The residual plots indicated that the two measurements, MLF and LAP, were good models for calculating regression equations. The other three measurements were difficult to adopt for the regression equations, because of the large outliers and a small range of predicted values, especially in the residual plots using single-sex. This may be attributed to the small range of the three measurements.

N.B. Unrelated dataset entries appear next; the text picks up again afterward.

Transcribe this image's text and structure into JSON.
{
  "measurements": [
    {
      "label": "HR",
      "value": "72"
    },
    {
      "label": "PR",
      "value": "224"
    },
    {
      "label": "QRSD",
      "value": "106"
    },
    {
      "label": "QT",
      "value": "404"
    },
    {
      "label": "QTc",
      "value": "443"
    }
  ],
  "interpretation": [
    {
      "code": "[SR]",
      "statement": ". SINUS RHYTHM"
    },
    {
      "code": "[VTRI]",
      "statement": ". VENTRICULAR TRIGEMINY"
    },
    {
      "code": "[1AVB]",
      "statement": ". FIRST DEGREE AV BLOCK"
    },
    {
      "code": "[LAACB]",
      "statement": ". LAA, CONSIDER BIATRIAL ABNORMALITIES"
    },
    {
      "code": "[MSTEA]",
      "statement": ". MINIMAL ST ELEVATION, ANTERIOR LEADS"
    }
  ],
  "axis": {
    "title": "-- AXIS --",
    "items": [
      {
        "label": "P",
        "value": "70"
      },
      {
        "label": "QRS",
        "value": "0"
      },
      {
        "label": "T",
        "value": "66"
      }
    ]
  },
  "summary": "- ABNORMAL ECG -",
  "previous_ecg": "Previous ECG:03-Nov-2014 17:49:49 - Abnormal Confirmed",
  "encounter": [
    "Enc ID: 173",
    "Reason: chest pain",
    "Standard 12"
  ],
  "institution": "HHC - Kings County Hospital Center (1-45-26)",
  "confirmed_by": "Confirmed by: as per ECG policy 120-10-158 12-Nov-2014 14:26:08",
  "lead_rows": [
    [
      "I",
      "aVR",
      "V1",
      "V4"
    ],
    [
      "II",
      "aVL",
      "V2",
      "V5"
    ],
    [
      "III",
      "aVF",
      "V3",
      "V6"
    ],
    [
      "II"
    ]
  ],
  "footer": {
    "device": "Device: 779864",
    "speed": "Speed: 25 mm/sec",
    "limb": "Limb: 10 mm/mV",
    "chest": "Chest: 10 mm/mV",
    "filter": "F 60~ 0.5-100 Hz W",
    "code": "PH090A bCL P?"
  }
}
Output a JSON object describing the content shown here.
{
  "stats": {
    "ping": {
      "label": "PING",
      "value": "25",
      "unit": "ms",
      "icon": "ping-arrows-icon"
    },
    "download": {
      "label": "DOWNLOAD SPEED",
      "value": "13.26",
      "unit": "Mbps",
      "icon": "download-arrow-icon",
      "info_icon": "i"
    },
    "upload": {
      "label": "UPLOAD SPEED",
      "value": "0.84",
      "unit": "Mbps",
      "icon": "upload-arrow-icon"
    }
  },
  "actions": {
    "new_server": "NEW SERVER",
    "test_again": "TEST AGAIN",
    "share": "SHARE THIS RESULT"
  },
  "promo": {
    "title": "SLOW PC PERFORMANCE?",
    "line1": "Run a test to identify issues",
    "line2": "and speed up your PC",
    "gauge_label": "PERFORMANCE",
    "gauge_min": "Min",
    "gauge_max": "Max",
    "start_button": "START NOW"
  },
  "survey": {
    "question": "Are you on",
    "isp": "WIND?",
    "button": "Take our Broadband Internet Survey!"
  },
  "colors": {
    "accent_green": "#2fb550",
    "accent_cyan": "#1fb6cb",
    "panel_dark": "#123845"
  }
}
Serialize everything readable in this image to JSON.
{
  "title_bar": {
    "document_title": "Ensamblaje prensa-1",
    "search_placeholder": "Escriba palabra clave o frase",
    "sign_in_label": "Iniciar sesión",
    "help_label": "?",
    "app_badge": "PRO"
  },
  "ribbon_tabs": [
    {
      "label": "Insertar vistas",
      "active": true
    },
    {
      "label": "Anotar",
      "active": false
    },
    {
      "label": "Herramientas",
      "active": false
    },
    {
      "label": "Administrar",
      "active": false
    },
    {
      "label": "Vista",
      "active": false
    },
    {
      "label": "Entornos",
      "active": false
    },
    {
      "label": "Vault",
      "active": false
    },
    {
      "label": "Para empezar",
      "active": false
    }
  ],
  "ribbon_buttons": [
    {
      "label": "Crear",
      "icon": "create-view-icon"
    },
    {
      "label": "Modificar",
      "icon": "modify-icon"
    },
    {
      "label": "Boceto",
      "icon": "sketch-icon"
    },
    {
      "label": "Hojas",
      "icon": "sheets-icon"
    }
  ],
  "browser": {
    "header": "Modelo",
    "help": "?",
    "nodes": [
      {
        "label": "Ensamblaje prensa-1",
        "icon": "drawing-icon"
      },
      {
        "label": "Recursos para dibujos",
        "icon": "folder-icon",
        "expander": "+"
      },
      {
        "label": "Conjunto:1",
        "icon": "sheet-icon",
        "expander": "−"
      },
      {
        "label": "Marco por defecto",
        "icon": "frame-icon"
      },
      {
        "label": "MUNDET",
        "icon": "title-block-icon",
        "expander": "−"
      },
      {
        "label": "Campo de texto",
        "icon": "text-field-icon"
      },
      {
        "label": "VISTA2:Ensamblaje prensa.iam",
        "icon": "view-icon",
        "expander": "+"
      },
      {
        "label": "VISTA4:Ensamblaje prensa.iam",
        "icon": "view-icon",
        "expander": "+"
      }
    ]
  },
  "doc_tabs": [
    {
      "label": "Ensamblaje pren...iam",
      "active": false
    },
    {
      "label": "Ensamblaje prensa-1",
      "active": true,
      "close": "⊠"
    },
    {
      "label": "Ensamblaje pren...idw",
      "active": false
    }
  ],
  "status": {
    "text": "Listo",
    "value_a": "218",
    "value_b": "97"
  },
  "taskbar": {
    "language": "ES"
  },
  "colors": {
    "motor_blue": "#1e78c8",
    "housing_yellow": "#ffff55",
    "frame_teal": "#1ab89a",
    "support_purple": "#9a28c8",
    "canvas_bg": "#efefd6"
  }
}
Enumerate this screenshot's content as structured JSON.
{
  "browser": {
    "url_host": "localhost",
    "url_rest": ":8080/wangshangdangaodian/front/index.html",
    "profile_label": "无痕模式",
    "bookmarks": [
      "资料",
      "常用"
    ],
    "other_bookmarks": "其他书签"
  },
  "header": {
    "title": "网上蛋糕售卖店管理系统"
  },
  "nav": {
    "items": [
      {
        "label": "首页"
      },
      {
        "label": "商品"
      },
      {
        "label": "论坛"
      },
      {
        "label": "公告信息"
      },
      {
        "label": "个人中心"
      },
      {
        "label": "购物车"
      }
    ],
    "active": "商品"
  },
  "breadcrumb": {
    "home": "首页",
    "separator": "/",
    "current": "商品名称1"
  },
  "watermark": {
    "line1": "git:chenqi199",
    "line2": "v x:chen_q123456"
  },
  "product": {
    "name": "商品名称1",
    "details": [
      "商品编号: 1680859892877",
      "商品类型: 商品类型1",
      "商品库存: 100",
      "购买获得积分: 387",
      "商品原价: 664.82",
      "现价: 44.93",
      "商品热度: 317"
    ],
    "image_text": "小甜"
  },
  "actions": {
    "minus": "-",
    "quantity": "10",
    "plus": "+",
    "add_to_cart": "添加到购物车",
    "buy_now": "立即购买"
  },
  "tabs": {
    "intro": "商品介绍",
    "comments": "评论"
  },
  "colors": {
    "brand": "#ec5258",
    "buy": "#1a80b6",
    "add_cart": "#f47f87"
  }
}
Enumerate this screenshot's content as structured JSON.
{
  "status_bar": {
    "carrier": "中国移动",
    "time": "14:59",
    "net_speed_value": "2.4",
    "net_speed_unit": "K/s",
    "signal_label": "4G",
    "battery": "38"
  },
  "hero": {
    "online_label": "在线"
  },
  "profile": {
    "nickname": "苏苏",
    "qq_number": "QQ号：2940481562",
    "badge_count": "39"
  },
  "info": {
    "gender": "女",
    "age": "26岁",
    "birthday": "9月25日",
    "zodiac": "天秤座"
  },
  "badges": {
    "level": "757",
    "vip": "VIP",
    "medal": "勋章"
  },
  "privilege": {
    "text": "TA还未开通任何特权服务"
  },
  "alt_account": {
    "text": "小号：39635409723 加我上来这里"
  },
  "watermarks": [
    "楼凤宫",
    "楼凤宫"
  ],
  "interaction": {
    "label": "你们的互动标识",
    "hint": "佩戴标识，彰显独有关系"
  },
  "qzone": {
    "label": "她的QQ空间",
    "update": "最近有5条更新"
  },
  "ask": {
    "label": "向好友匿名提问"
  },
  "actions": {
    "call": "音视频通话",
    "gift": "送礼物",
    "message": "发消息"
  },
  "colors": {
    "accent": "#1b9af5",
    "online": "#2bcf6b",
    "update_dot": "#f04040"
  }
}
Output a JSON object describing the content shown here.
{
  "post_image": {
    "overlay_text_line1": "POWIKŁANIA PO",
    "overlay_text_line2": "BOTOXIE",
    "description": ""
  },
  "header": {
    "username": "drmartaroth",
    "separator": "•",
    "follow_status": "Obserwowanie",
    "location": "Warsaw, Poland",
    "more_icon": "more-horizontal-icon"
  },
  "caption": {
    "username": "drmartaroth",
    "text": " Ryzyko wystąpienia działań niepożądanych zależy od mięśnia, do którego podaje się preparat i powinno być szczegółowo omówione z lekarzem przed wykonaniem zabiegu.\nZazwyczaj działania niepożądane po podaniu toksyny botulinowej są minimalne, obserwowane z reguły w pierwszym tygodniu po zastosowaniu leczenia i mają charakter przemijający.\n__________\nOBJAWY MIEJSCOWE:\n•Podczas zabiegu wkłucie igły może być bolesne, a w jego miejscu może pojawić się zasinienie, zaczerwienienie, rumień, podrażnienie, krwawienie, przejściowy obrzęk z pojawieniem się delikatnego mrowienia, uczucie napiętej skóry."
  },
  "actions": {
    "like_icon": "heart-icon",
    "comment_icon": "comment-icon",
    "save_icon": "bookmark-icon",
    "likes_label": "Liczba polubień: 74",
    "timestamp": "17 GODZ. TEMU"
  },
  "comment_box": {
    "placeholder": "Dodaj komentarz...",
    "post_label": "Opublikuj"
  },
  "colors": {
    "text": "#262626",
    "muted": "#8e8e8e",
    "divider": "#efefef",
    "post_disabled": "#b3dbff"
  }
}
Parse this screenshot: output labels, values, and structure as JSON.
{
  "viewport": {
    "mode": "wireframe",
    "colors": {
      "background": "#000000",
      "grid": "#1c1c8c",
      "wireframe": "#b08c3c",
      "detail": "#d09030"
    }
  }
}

This study has several limitations. The measurements useful in other reports, such as the femoral diaphysis length, physiological length, or bicondylar length [13, 29, 65, 68, 69], were not measured because the semi-automatic measurement application was not configured to measure them. Furthermore, the application was developed by Fujifilm, including measurements selection. The femurs measured in this study were collected only from cadavers with soft tissue, so further studies examining the difference between digital and analog measurements are warranted. Femur deformation due to aging was not considered. In this research, the stature of the cadavers was recalculated in AS, and the estimation formulae were assessed, but since the actual stature was measured only once, intra- and inter-observer errors were not evaluated for the stature. Age-stratified analysis was not performed because of the insufficient sample size in this study. In addition, this study was performed using images captured with two types of CT equipment. Further studies comparing and examining images acquired with different CT devices are warranted.

Conclusion

This study provided the first stature estimation formulae based on a 3D CT model of modern Japanese femurs using a simple and rapid semi-automatic measurement software. For stature estimation with this method, MLF was the best, and LAP was the second-best measurement using 41 total measurements. These formulae can be useful in forensic investigations.